Based on the crystal structure, viral capsid protein VP1 could be divided into different subregions, of which the outermost P2 was the hypervariable portion. When comparative analyses were performed with the GII.4-2012 variant, more than half (19/35) of the variable sites were found to be located in the P2 subregion and therefore half of the ten variable sites with high variability. Moreover, herd immunity and host receptor recognition were regarded as the major factors driving the emergence of novel GII.4 variants, which was also mainly embodied in the P2 subregion [5, 30]. Some studies indicated that the GII.4 NoV was continuously evolving through the alteration of the surface-exposed receptor-binding domain of the VP1 protein, but there were no variations described in GII.4-2012 variant belonging to receptor-binding site 1 (S343, T344, R345, A346, K348, N373 D374, D391, G442, and Y443) which always kept conserved except A346G occurred after 2002 [32]. N373H was a novel variant which located in the receptor-binding site, and 16 GII.4-2012 strains used Arg to replace the original Asn. Therefore, the effect of this substitution should be further verified.

Besides, five blockage epitopes (A–E) on the P2 subregion had already been well identified, and the mutations on the epitopes A (294, 296, 297, 298, 368, and 372), B (340 and 376), and E (407, 412, and 413) caused the emergence of a new GII.4 pandemic strain in response to herd immunity via positive selection [5]. Previous studies conducted by Lindesmith L. C. et al. confirmed that the variation on the epitopes A and E caused the different immunogenicity between GII.4-2002, GII.4-2006b, GII.4-2009, and the recent GII.4-2012 [3335]. The effect of the distinguished usages of amino acid on epitopes A and E was evaluated by homology modeling. The variation caused significant changes of solvent-accessible surface areas, but did not decrease the antigenicity score. Further studies are also needed to elucidate the variations in ORF2, which can help in designing NoV vaccines.

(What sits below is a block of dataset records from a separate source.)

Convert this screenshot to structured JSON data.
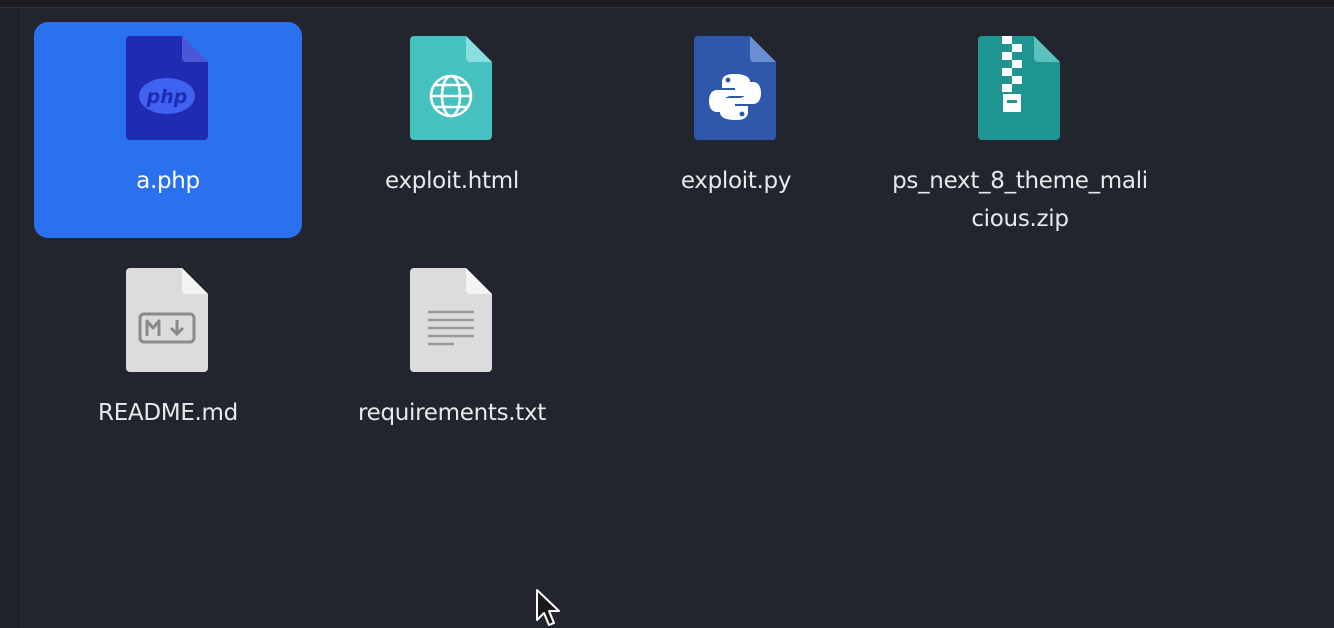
{
  "files": [
    {
      "name": "a.php",
      "icon": "php-file-icon",
      "selected": true,
      "color": "#1e2ab0"
    },
    {
      "name": "exploit.html",
      "icon": "html-file-icon",
      "selected": false,
      "color": "#44bfbe"
    },
    {
      "name": "exploit.py",
      "icon": "python-file-icon",
      "selected": false,
      "color": "#2f57a8"
    },
    {
      "name": "ps_next_8_theme_malicious.zip",
      "icon": "zip-file-icon",
      "selected": false,
      "color": "#1f9491"
    },
    {
      "name": "README.md",
      "icon": "markdown-file-icon",
      "selected": false,
      "color": "#dddddd"
    },
    {
      "name": "requirements.txt",
      "icon": "text-file-icon",
      "selected": false,
      "color": "#dddddd"
    }
  ],
  "colors": {
    "background": "#23252e",
    "selection": "#2a71f0",
    "text": "#e8e9ec"
  }
}
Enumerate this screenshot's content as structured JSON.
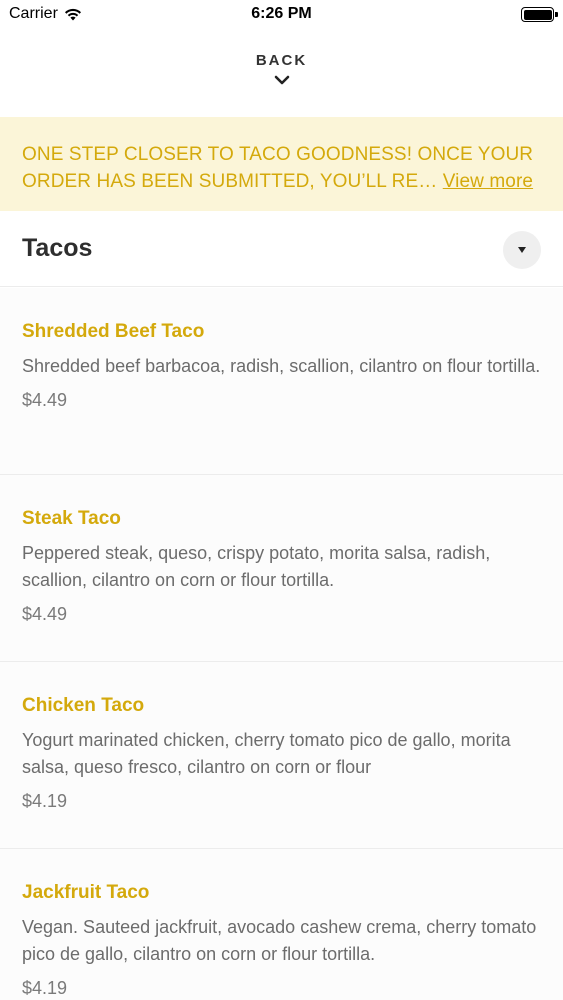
{
  "status_bar": {
    "carrier": "Carrier",
    "time": "6:26 PM",
    "battery_level": 1.0
  },
  "nav": {
    "back_label": "BACK"
  },
  "banner": {
    "text": "ONE STEP CLOSER TO TACO GOODNESS! ONCE YOUR ORDER HAS BEEN SUBMITTED, YOU’LL RE…",
    "link_label": "View more"
  },
  "section": {
    "title": "Tacos"
  },
  "items": [
    {
      "name": "Shredded Beef Taco",
      "description": "Shredded beef barbacoa, radish, scallion, cilantro on flour tortilla.",
      "price": "$4.49"
    },
    {
      "name": "Steak Taco",
      "description": "Peppered steak, queso, crispy potato, morita salsa, radish, scallion, cilantro on corn or flour tortilla.",
      "price": "$4.49"
    },
    {
      "name": "Chicken Taco",
      "description": "Yogurt marinated chicken, cherry tomato pico de gallo, morita salsa, queso fresco, cilantro on corn or flour",
      "price": "$4.19"
    },
    {
      "name": "Jackfruit Taco",
      "description": "Vegan. Sauteed jackfruit, avocado cashew crema, cherry tomato pico de gallo, cilantro on corn or flour tortilla.",
      "price": "$4.19"
    }
  ],
  "colors": {
    "accent": "#d4a90c",
    "banner_bg": "#fbf5d8",
    "text_primary": "#2e2e2e",
    "text_secondary": "#6c6c6c"
  }
}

In recent years, continuous widespread epidemic of GII.4 NoVs created an enormous social and economic burden on communities and health systems. With the development of in vitro viral reproduction system, comprehensive understanding of the virus on the basis of its whole genome became necessary to improve the accuracy of genetic classification and develop new prevention and control measures. In this study, a novel NoV GII.4-2012 strain GZ2013-L10 was confirmed based on its genome, and variations on the receptor-binding sites and blockage epitopes were also identified. The results of this study could be utilized for future genetic and evolutionary studies on NoV diversity.